El Centro Histórico — declarado Patrimonio de la Humanidad por la Unesco—  es un monumento a la opulencia, con su arquitectura colonial de puertas para afuera, pues hacia dentro las reformas de la modernidad lo han convertido en el epicentro del turismo, con hoteles boutique pomposos, restaurantes sofisticados y elegantísimos cuyos precios son exorbitantes, tiendas de marcas de lujo, calles empedradas por donde caminan turistas de todas partes del mundo, y baluartes con vista al mar, lo hacen sentir a uno como una celebridad en el paraíso más exclusivo, ignorando por completo que ahí afuera, no tan lejos de esa fortaleza que construyeron los españoles para proteger su trozo de reino en el Caribe, está la verdadera Cartagena en la que reinan la pobreza, la corrupción y la desigualdad.

Según cifras del DANE, el 30% de los habitantes de Cartagena viven en condiciones de miseria, y el 6% en miseria extrema. Es la segunda ciudad con más pobreza monetaria de Colombia, después de Quibdó, territorio del país que ha brillado por la ausencia del Estado. Toda una contradicción, pues en La Heroica se celebran siempre los eventos diplomáticos a los que llegan los ministros, presidentes y embajadores. Es la ciudad que se muestra con orgullo ante el mundo con la bandera de la independencia de los esclavos como estandarte de libertad, en la que se celebran las bodas más lujosas con invitados de las diferentes monarquías, la capital del turismo colombiano cuya pulcritud solo se ve en los trajes de lino de los empleados de los hoteles, los meseros, las mucamas; pues a pocos kilómetros del Centro Histórico el paisaje cambia por completo: barrios de invasión, basuras, animales raquíticos y maltratados, olores desagradables por la falta de alcantarillado y servicios públicos. No muy lejos de las casonas antiguas que hoy son el lugar de recreo de magnates colombianos y foráneos, hay hogares donde el ingreso por día es de 2.000 pesos.

Cartagena es la ciudad de los contrastes, unos que no hemos observado con atención. Porque esa muralla, majestuosa e imponente, construida hace tres siglos para defenderla de piratas y tropas inglesas, es a su vez el símbolo de otra muralla: la social. Invisible para los turistas que llegan todo el tiempo, y peor aún, para nosotros los colombianos, quienes hemos forjado otra división y la hemos perpetuado disfrazándola de folclor.
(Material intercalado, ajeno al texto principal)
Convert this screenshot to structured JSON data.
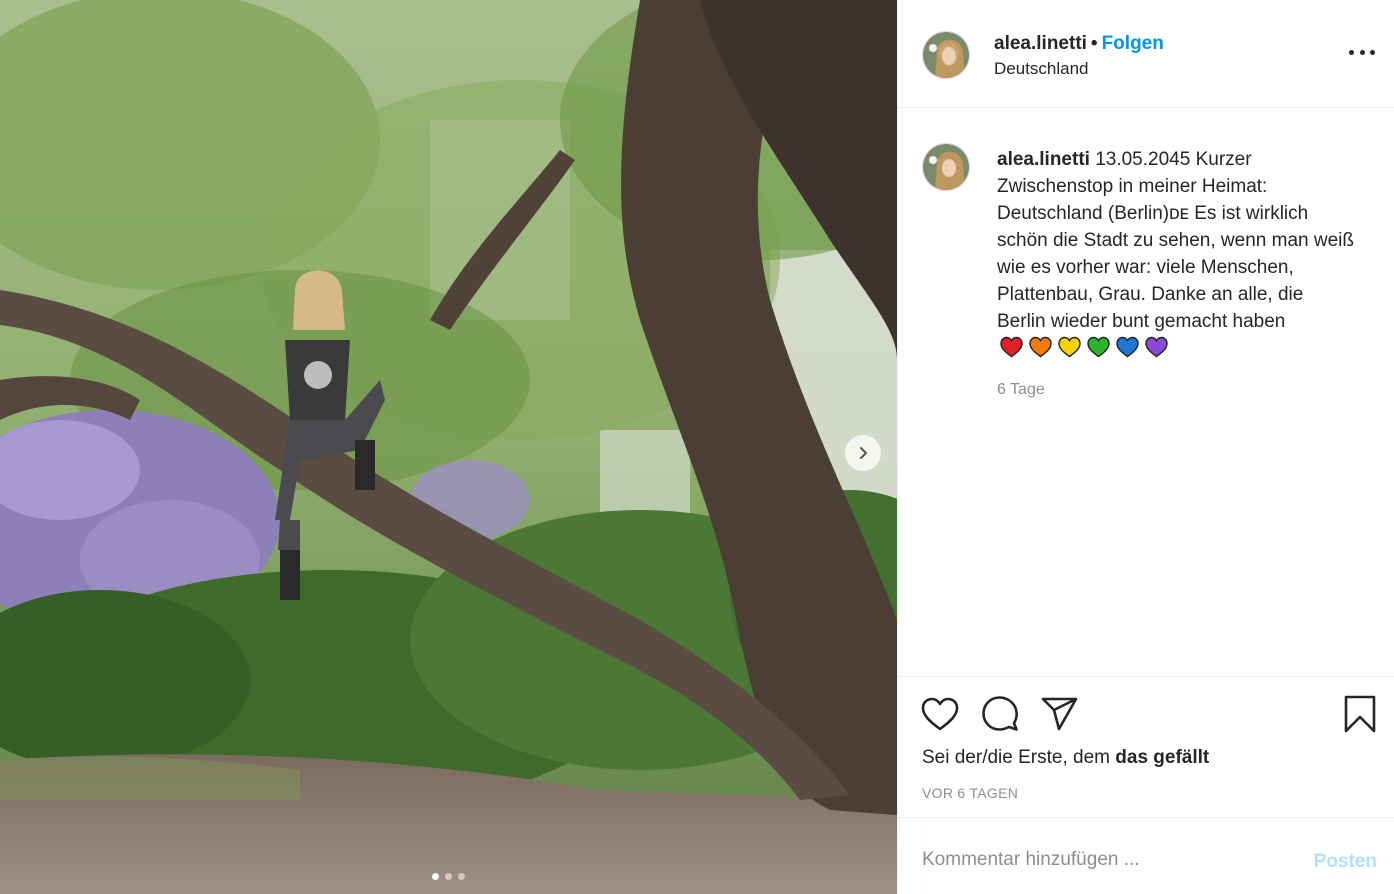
{
  "post": {
    "username": "alea.linetti",
    "separator": "•",
    "follow_label": "Folgen",
    "location": "Deutschland",
    "date": "13.05.2045",
    "caption": "Kurzer Zwischenstop in meiner Heimat: Deutschland (Berlin)ᴅᴇ Es ist wirklich schön die Stadt zu sehen, wenn man weiß wie es vorher war: viele Menschen, Plattenbau, Grau. Danke an alle, die Berlin wieder bunt gemacht haben",
    "caption_ago": "6 Tage",
    "likes_prefix": "Sei der/die Erste, dem ",
    "likes_bold": "das gefällt",
    "timestamp": "VOR 6 TAGEN"
  },
  "hearts": [
    "#e0202a",
    "#f47a0c",
    "#f7d10a",
    "#2cb52a",
    "#1f78d6",
    "#8a4ad6"
  ],
  "comment": {
    "placeholder": "Kommentar hinzufügen ...",
    "post_label": "Posten"
  },
  "carousel": {
    "count": 3,
    "active": 0
  },
  "icons": {
    "more": "more-options-icon",
    "like": "heart-icon",
    "comment": "comment-icon",
    "share": "send-icon",
    "save": "bookmark-icon",
    "next": "chevron-right-icon"
  },
  "colors": {
    "link": "#0095f6",
    "post_disabled": "#b2dffc",
    "muted": "#8e8e8e"
  }
}
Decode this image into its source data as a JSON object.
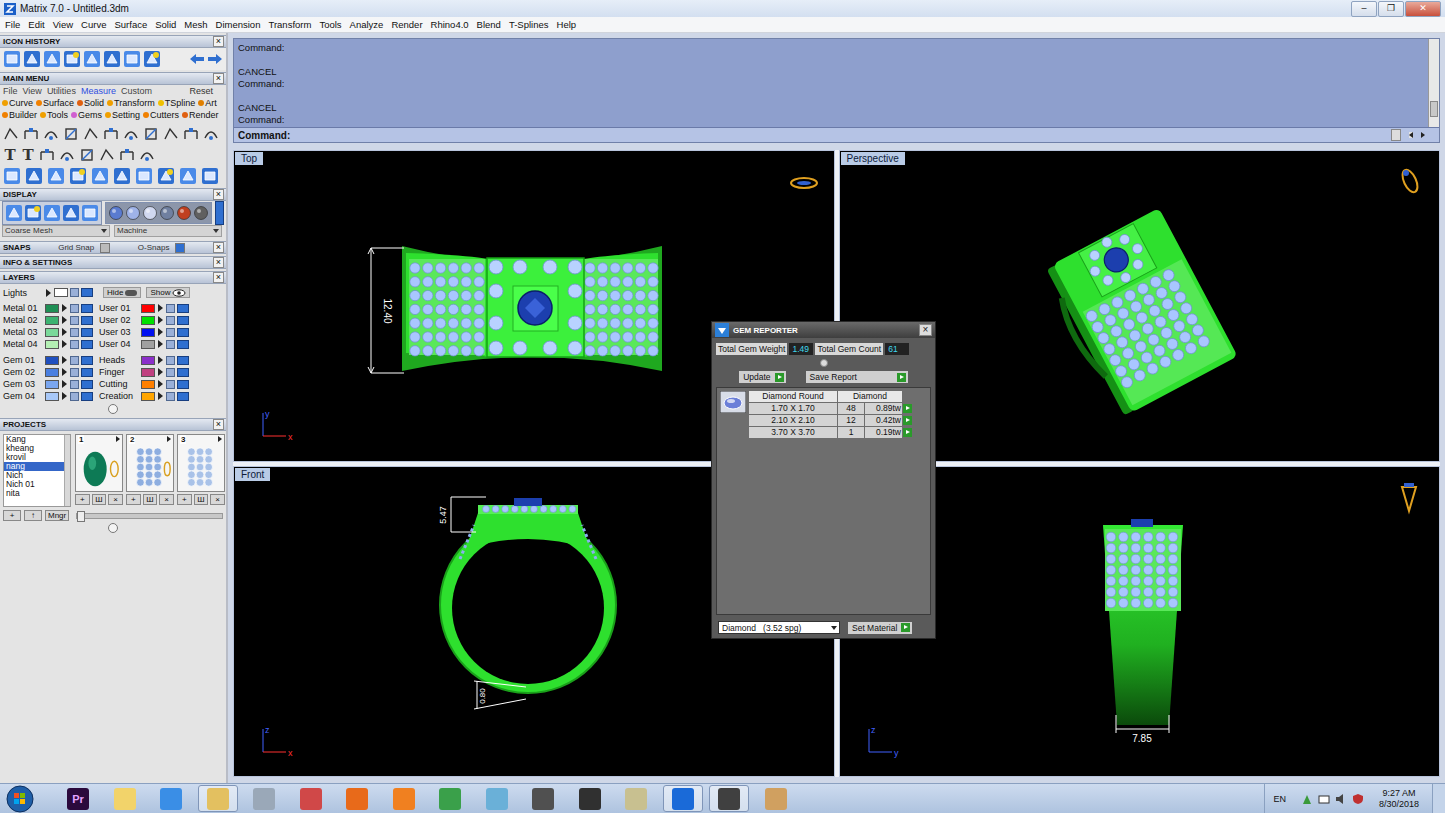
{
  "window": {
    "title": "Matrix 7.0 - Untitled.3dm",
    "controls": [
      "–",
      "❐",
      "✕"
    ]
  },
  "menu": [
    "File",
    "Edit",
    "View",
    "Curve",
    "Surface",
    "Solid",
    "Mesh",
    "Dimension",
    "Transform",
    "Tools",
    "Analyze",
    "Render",
    "Rhino4.0",
    "Blend",
    "T-Splines",
    "Help"
  ],
  "panel": {
    "close": "×",
    "icon_history": {
      "title": "ICON HISTORY"
    },
    "main_menu": {
      "title": "MAIN MENU",
      "tabs": [
        {
          "label": "File",
          "selected": false
        },
        {
          "label": "View",
          "selected": false
        },
        {
          "label": "Utilities",
          "selected": false
        },
        {
          "label": "Measure",
          "selected": true
        },
        {
          "label": "Custom",
          "selected": false
        }
      ],
      "reset": "Reset",
      "categories": [
        {
          "label": "Curve",
          "color": "#f0a000"
        },
        {
          "label": "Surface",
          "color": "#f08000"
        },
        {
          "label": "Solid",
          "color": "#e06010"
        },
        {
          "label": "Transform",
          "color": "#f0a000"
        },
        {
          "label": "TSpline",
          "color": "#f0c000"
        },
        {
          "label": "Art",
          "color": "#e08000"
        },
        {
          "label": "Builder",
          "color": "#f08000"
        },
        {
          "label": "Tools",
          "color": "#f0a000"
        },
        {
          "label": "Gems",
          "color": "#d060d0"
        },
        {
          "label": "Setting",
          "color": "#f0a000"
        },
        {
          "label": "Cutters",
          "color": "#f08000"
        },
        {
          "label": "Render",
          "color": "#e06010"
        }
      ],
      "text_tools": [
        "T",
        "T"
      ]
    },
    "display": {
      "title": "DISPLAY",
      "mesh": "Coarse Mesh",
      "material": "Machine"
    },
    "snaps": {
      "title": "SNAPS",
      "grid": "Grid Snap",
      "osnaps": "O-Snaps"
    },
    "info": {
      "title": "INFO & SETTINGS"
    },
    "layers": {
      "title": "LAYERS",
      "lights": "Lights",
      "hide": "Hide",
      "show": "Show",
      "columns": [
        [
          [
            {
              "name": "Metal 01",
              "color": "#1f8f55"
            },
            {
              "name": "Metal 02",
              "color": "#3cb371"
            },
            {
              "name": "Metal 03",
              "color": "#7ad99a"
            },
            {
              "name": "Metal 04",
              "color": "#b4f0b4"
            }
          ],
          [
            {
              "name": "Gem 01",
              "color": "#1f4fbf"
            },
            {
              "name": "Gem 02",
              "color": "#4a7fe0"
            },
            {
              "name": "Gem 03",
              "color": "#7aa6f0"
            },
            {
              "name": "Gem 04",
              "color": "#a8c8f8"
            }
          ]
        ],
        [
          [
            {
              "name": "User 01",
              "color": "#ff0000"
            },
            {
              "name": "User 02",
              "color": "#00e000"
            },
            {
              "name": "User 03",
              "color": "#0010f0"
            },
            {
              "name": "User 04",
              "color": "#a0a0a0"
            }
          ],
          [
            {
              "name": "Heads",
              "color": "#8b2fc9"
            },
            {
              "name": "Finger",
              "color": "#c04080"
            },
            {
              "name": "Cutting",
              "color": "#ff7f00"
            },
            {
              "name": "Creation",
              "color": "#ffa500"
            }
          ]
        ]
      ]
    },
    "projects": {
      "title": "PROJECTS",
      "items": [
        {
          "label": "Kang",
          "selected": false
        },
        {
          "label": "kheang",
          "selected": false
        },
        {
          "label": "krovil",
          "selected": false
        },
        {
          "label": "nang",
          "selected": true
        },
        {
          "label": "Nich",
          "selected": false
        },
        {
          "label": "Nich 01",
          "selected": false
        },
        {
          "label": "nita",
          "selected": false
        }
      ],
      "thumbs": [
        {
          "number": "1",
          "color": "#0d7a55"
        },
        {
          "number": "2",
          "color": "#8eaee0"
        },
        {
          "number": "3",
          "color": "#a9c2e8"
        }
      ],
      "thumb_actions": [
        "+",
        "Ш",
        "×"
      ],
      "buttons": [
        "+",
        "↑",
        "Mngr"
      ]
    }
  },
  "command": {
    "lines": [
      "Command:",
      "",
      "CANCEL",
      "Command:",
      "",
      "CANCEL",
      "Command:"
    ],
    "prompt": "Command:"
  },
  "viewports": [
    {
      "label": "Top",
      "kind": "top",
      "dimensions": [
        "12.40"
      ],
      "axes": [
        {
          "label": "y",
          "color": "#4060ff"
        },
        {
          "label": "x",
          "color": "#ff3030"
        }
      ]
    },
    {
      "label": "Perspective",
      "kind": "perspective",
      "dimensions": [],
      "axes": []
    },
    {
      "label": "Front",
      "kind": "front",
      "dimensions": [
        "5.47",
        "0.80"
      ],
      "axes": [
        {
          "label": "z",
          "color": "#4060ff"
        },
        {
          "label": "x",
          "color": "#ff3030"
        }
      ]
    },
    {
      "kind": "side",
      "dimensions": [
        "7.85"
      ],
      "axes": [
        {
          "label": "z",
          "color": "#4060ff"
        },
        {
          "label": "y",
          "color": "#4060ff"
        }
      ]
    }
  ],
  "gem_reporter": {
    "title": "GEM REPORTER",
    "close": "×",
    "weight_label": "Total Gem Weight",
    "weight": "1.49",
    "count_label": "Total Gem Count",
    "count": "61",
    "update": "Update",
    "save": "Save Report",
    "columns": [
      "Diamond Round",
      "Diamond"
    ],
    "rows": [
      {
        "size": "1.70 X 1.70",
        "count": "48",
        "weight": "0.89tw"
      },
      {
        "size": "2.10 X 2.10",
        "count": "12",
        "weight": "0.42tw"
      },
      {
        "size": "3.70 X 3.70",
        "count": "1",
        "weight": "0.19tw"
      }
    ],
    "material": "Diamond   (3.52 spg)",
    "set_material": "Set Material"
  },
  "taskbar": {
    "apps": [
      {
        "glyph": "Pr",
        "color": "#2b0a3d",
        "active": false
      },
      {
        "color": "#f2d36a",
        "active": false
      },
      {
        "color": "#3a8ee6",
        "active": false
      },
      {
        "color": "#e3c060",
        "active": true
      },
      {
        "color": "#9aa8b8",
        "active": false
      },
      {
        "color": "#d04848",
        "active": false
      },
      {
        "color": "#e86a1a",
        "active": false
      },
      {
        "color": "#f08020",
        "active": false
      },
      {
        "color": "#3aa04a",
        "active": false
      },
      {
        "color": "#6ab0d8",
        "active": false
      },
      {
        "color": "#505050",
        "active": false
      },
      {
        "color": "#303030",
        "active": false
      },
      {
        "color": "#c8c090",
        "active": false
      },
      {
        "color": "#1a6ad8",
        "active": true
      },
      {
        "color": "#404040",
        "active": true
      },
      {
        "color": "#d0a060",
        "active": false
      }
    ],
    "language": "EN",
    "time": "9:27 AM",
    "date": "8/30/2018"
  }
}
Hace unos años, Cartagena se dividía entre amos y esclavos, colonos y nativos, españoles y finalmente colombianos. Hoy, es la encarnación de la pobreza y la riqueza, los magnates y la servidumbre, los turistas del país y los extranjeros porque para cada uno hay una tarifa diferente en las playas y actividades marítimas, la opulencia y el abandono estatal. Hay en esa ciudad doblemente amurallada un corazón palpitante y poderoso, que se desangra a la par por todas las arterias que lo irrigan, esa misma sangre que se derramó en los años mil seiscientos en los calabozos de la muralla por los esclavos negros que la edificaron, cuyos fantasmas continúan vivos y ambulantes en las zonas abandonadas a las que no llegan los yates, ni los banquetes, ni el agua, ni la luz, ni la seguridad, ni nadie, pues los separa esa otra gran muralla de la indiferencia y la desigualdad.